肝血管肉瘤(HA)是一种罕见的肿瘤,25%至42%的病例有已知病因。然而,它是肝脏中最常见的肉瘤之一。本研究的目的是在散发性和钍造影剂(TT)诱发的HA中寻找K-ras-2癌基因的突变。在24例血管肉瘤患者的存档福尔马林固定组织块中寻找K-ras-2的点突变。其中,19例为散发性,5例为TT诱发。通过拓扑显微切割结合PCR扩增,然后进行基因分型来进行突变分析。通过两种独立方法确定特定突变:(a)对PCR产物进行直接测序,通过再PCR并用不同测序引物进行确认,以及(b)通过核酸内切酶消化对突变DNA进行基于PCR的选择性富集,然后使用变性梯度凝胶电泳进行异源双链DNA分析。在24个肿瘤中的7个(29%)检测到11个K-ras-2点突变,包括19个散发性HA中的5个(26%)和5个TT诱发的HA中的2个(40%)。

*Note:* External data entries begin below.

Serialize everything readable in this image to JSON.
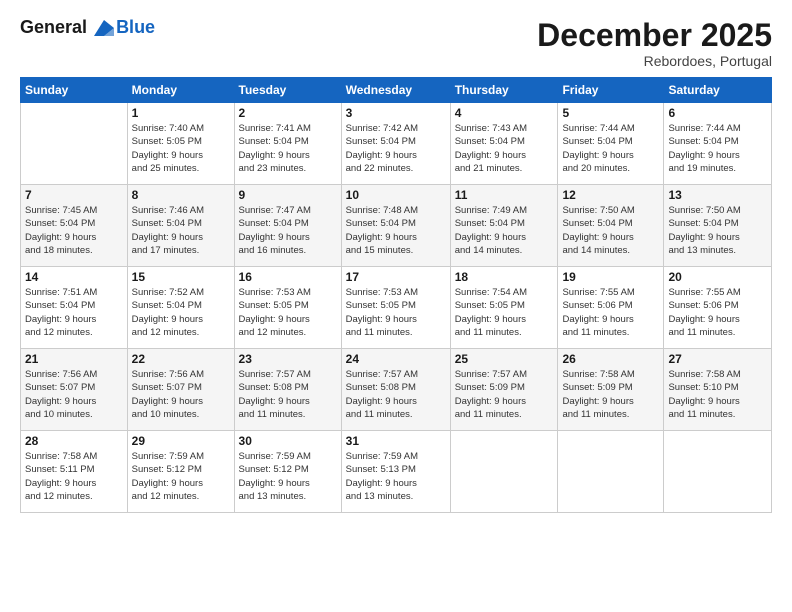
{
  "header": {
    "logo_line1": "General",
    "logo_line2": "Blue",
    "month": "December 2025",
    "location": "Rebordoes, Portugal"
  },
  "weekdays": [
    "Sunday",
    "Monday",
    "Tuesday",
    "Wednesday",
    "Thursday",
    "Friday",
    "Saturday"
  ],
  "weeks": [
    [
      {
        "day": "",
        "info": ""
      },
      {
        "day": "1",
        "info": "Sunrise: 7:40 AM\nSunset: 5:05 PM\nDaylight: 9 hours\nand 25 minutes."
      },
      {
        "day": "2",
        "info": "Sunrise: 7:41 AM\nSunset: 5:04 PM\nDaylight: 9 hours\nand 23 minutes."
      },
      {
        "day": "3",
        "info": "Sunrise: 7:42 AM\nSunset: 5:04 PM\nDaylight: 9 hours\nand 22 minutes."
      },
      {
        "day": "4",
        "info": "Sunrise: 7:43 AM\nSunset: 5:04 PM\nDaylight: 9 hours\nand 21 minutes."
      },
      {
        "day": "5",
        "info": "Sunrise: 7:44 AM\nSunset: 5:04 PM\nDaylight: 9 hours\nand 20 minutes."
      },
      {
        "day": "6",
        "info": "Sunrise: 7:44 AM\nSunset: 5:04 PM\nDaylight: 9 hours\nand 19 minutes."
      }
    ],
    [
      {
        "day": "7",
        "info": "Sunrise: 7:45 AM\nSunset: 5:04 PM\nDaylight: 9 hours\nand 18 minutes."
      },
      {
        "day": "8",
        "info": "Sunrise: 7:46 AM\nSunset: 5:04 PM\nDaylight: 9 hours\nand 17 minutes."
      },
      {
        "day": "9",
        "info": "Sunrise: 7:47 AM\nSunset: 5:04 PM\nDaylight: 9 hours\nand 16 minutes."
      },
      {
        "day": "10",
        "info": "Sunrise: 7:48 AM\nSunset: 5:04 PM\nDaylight: 9 hours\nand 15 minutes."
      },
      {
        "day": "11",
        "info": "Sunrise: 7:49 AM\nSunset: 5:04 PM\nDaylight: 9 hours\nand 14 minutes."
      },
      {
        "day": "12",
        "info": "Sunrise: 7:50 AM\nSunset: 5:04 PM\nDaylight: 9 hours\nand 14 minutes."
      },
      {
        "day": "13",
        "info": "Sunrise: 7:50 AM\nSunset: 5:04 PM\nDaylight: 9 hours\nand 13 minutes."
      }
    ],
    [
      {
        "day": "14",
        "info": "Sunrise: 7:51 AM\nSunset: 5:04 PM\nDaylight: 9 hours\nand 12 minutes."
      },
      {
        "day": "15",
        "info": "Sunrise: 7:52 AM\nSunset: 5:04 PM\nDaylight: 9 hours\nand 12 minutes."
      },
      {
        "day": "16",
        "info": "Sunrise: 7:53 AM\nSunset: 5:05 PM\nDaylight: 9 hours\nand 12 minutes."
      },
      {
        "day": "17",
        "info": "Sunrise: 7:53 AM\nSunset: 5:05 PM\nDaylight: 9 hours\nand 11 minutes."
      },
      {
        "day": "18",
        "info": "Sunrise: 7:54 AM\nSunset: 5:05 PM\nDaylight: 9 hours\nand 11 minutes."
      },
      {
        "day": "19",
        "info": "Sunrise: 7:55 AM\nSunset: 5:06 PM\nDaylight: 9 hours\nand 11 minutes."
      },
      {
        "day": "20",
        "info": "Sunrise: 7:55 AM\nSunset: 5:06 PM\nDaylight: 9 hours\nand 11 minutes."
      }
    ],
    [
      {
        "day": "21",
        "info": "Sunrise: 7:56 AM\nSunset: 5:07 PM\nDaylight: 9 hours\nand 10 minutes."
      },
      {
        "day": "22",
        "info": "Sunrise: 7:56 AM\nSunset: 5:07 PM\nDaylight: 9 hours\nand 10 minutes."
      },
      {
        "day": "23",
        "info": "Sunrise: 7:57 AM\nSunset: 5:08 PM\nDaylight: 9 hours\nand 11 minutes."
      },
      {
        "day": "24",
        "info": "Sunrise: 7:57 AM\nSunset: 5:08 PM\nDaylight: 9 hours\nand 11 minutes."
      },
      {
        "day": "25",
        "info": "Sunrise: 7:57 AM\nSunset: 5:09 PM\nDaylight: 9 hours\nand 11 minutes."
      },
      {
        "day": "26",
        "info": "Sunrise: 7:58 AM\nSunset: 5:09 PM\nDaylight: 9 hours\nand 11 minutes."
      },
      {
        "day": "27",
        "info": "Sunrise: 7:58 AM\nSunset: 5:10 PM\nDaylight: 9 hours\nand 11 minutes."
      }
    ],
    [
      {
        "day": "28",
        "info": "Sunrise: 7:58 AM\nSunset: 5:11 PM\nDaylight: 9 hours\nand 12 minutes."
      },
      {
        "day": "29",
        "info": "Sunrise: 7:59 AM\nSunset: 5:12 PM\nDaylight: 9 hours\nand 12 minutes."
      },
      {
        "day": "30",
        "info": "Sunrise: 7:59 AM\nSunset: 5:12 PM\nDaylight: 9 hours\nand 13 minutes."
      },
      {
        "day": "31",
        "info": "Sunrise: 7:59 AM\nSunset: 5:13 PM\nDaylight: 9 hours\nand 13 minutes."
      },
      {
        "day": "",
        "info": ""
      },
      {
        "day": "",
        "info": ""
      },
      {
        "day": "",
        "info": ""
      }
    ]
  ]
}
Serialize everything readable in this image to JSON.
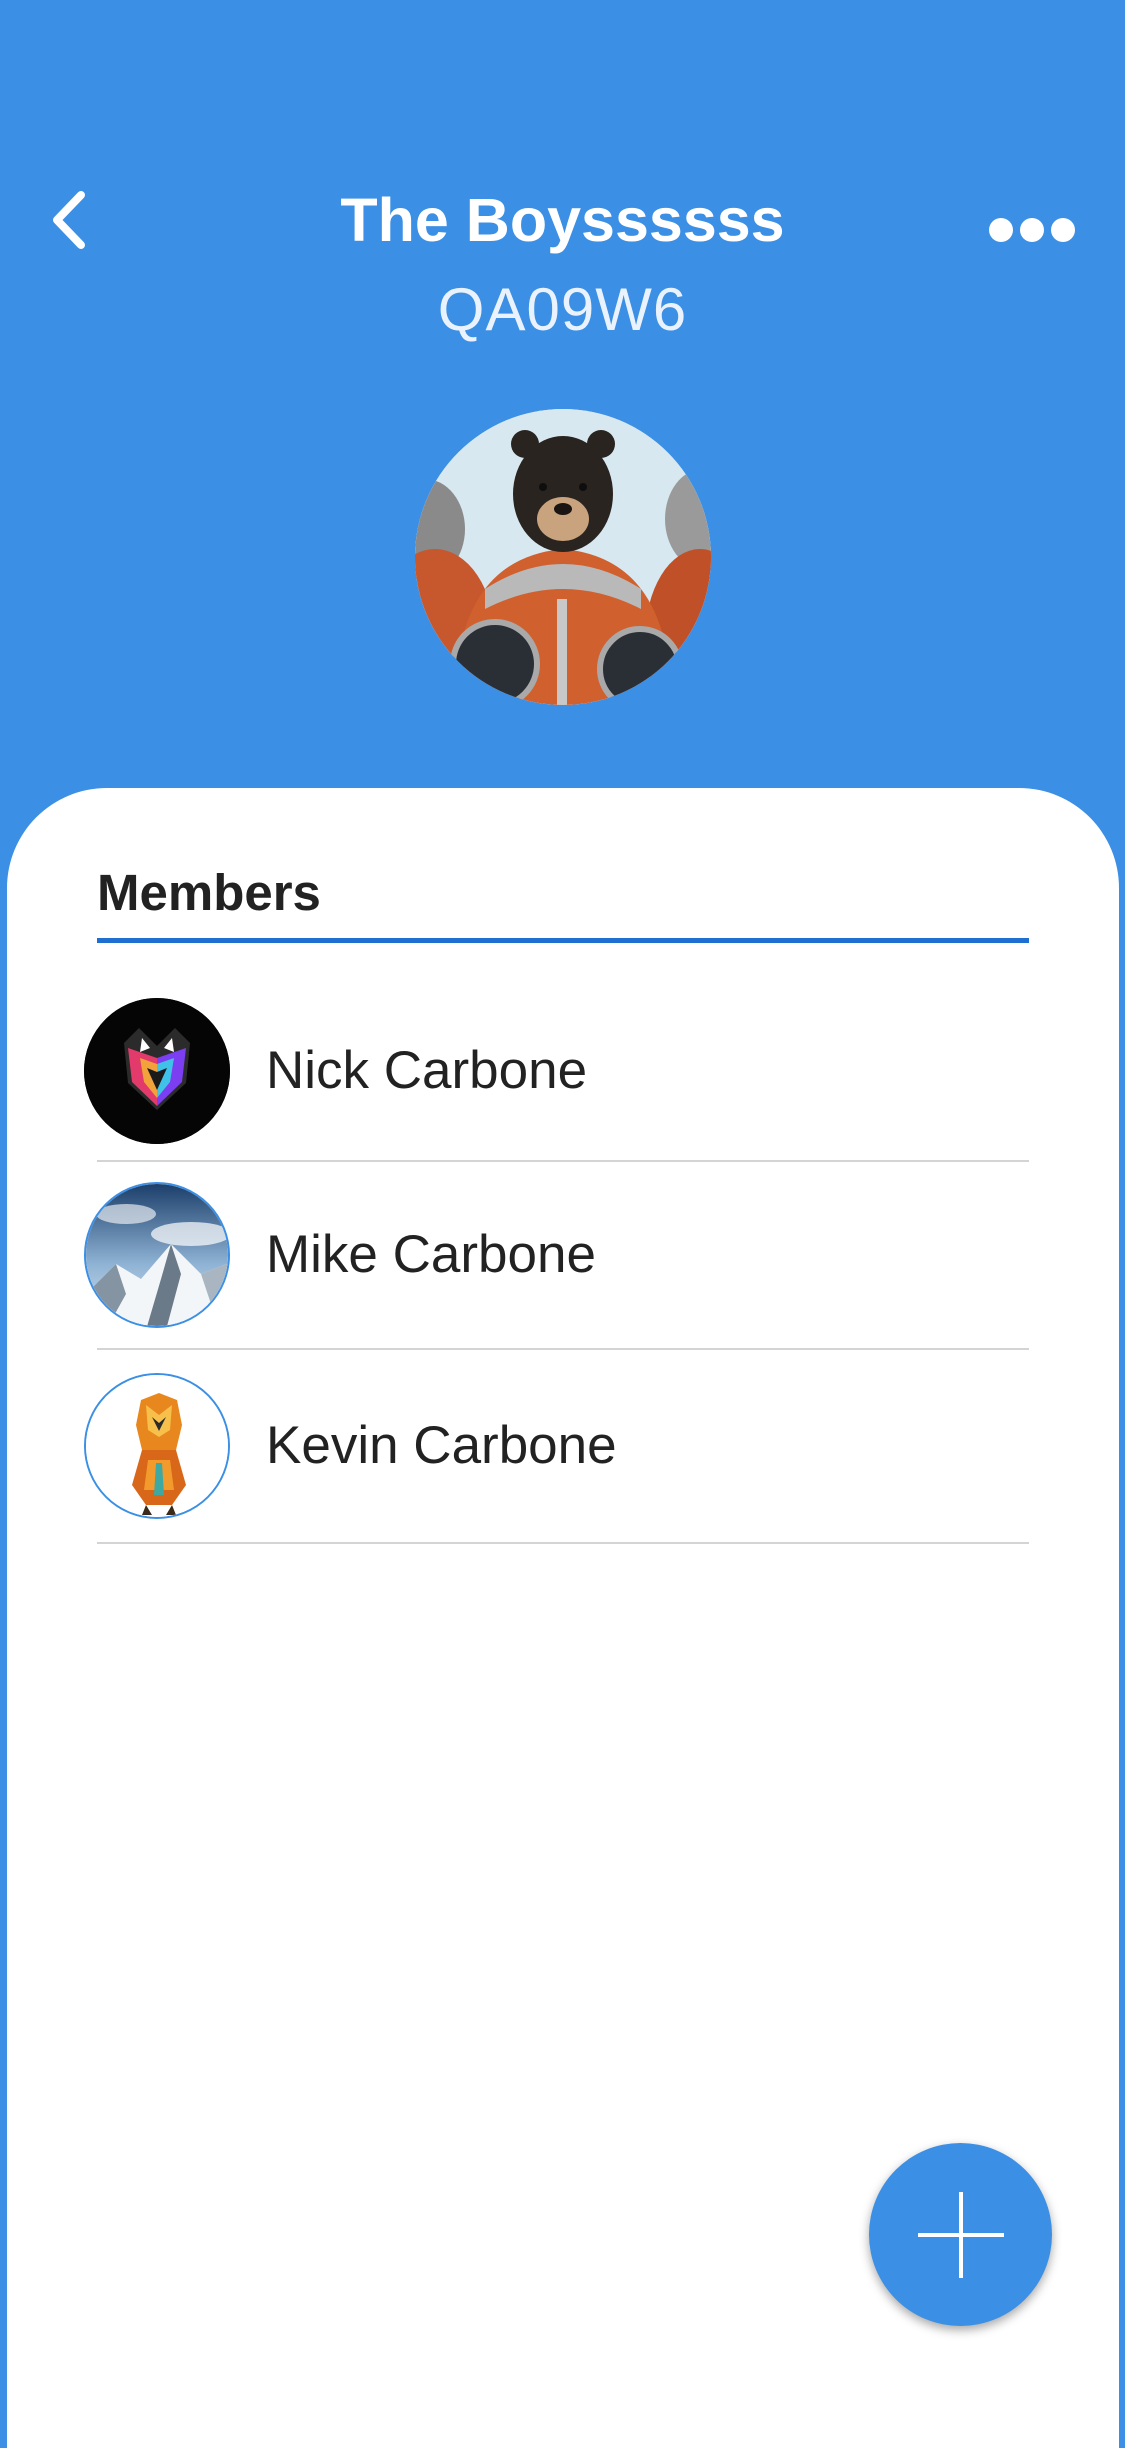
{
  "header": {
    "title": "The Boyssssss",
    "code": "QA09W6",
    "back_icon": "chevron-left-icon",
    "more_icon": "more-horizontal-icon",
    "background_color": "#3b8fe4"
  },
  "members_section": {
    "label": "Members",
    "accent_color": "#1f6fd1",
    "members": [
      {
        "name": "Nick Carbone",
        "avatar": "geometric-wolf-avatar"
      },
      {
        "name": "Mike Carbone",
        "avatar": "snowy-mountain-avatar"
      },
      {
        "name": "Kevin Carbone",
        "avatar": "geometric-tiger-avatar"
      }
    ]
  },
  "fab": {
    "icon": "plus-icon"
  }
}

有7个G:C>A:T和4个G:C>T:A突变。所有7个突变肿瘤均含有密码子12-天冬氨酸氨基酸替代。此外,在两个密码子12-天冬氨酸突变的TT诱发的HA中的一个以及5个密码子12-天冬氨酸散发性肿瘤中的三个中存在第二个密码子12-半胱氨酸突变细胞群体。在这四个肿瘤中,三个同时含有天冬氨酸和半胱氨酸突变,且由多个结节组成;第四个是单个肿块。17个肿瘤有多个结节;其中5个有K-ras-2突变,12个为野生型。散发性和TT诱发的HA的分子病理学特征均为K-ras-2突变率高,具有氧化损伤特征(即G:C>A:T和G:C>T:A突变),导致两个突变群体:密码子12 GGT>GAT和GGT>TGT(甘氨酸到天冬氨酸和半胱氨酸)。这是迄今为止第一项通过直接序列分析和变性梯度凝胶电泳对人类散发性和TT诱发的HA中的K-ras-2基因突变进行特征描述的研究。这些数据进一步支持了将形成加合物的氯乙烯暴露与含有更高频率K-ras-2突变以及氯乙烯致癌代谢物环氧乙烷特征性突变谱的HA联系起来的假说。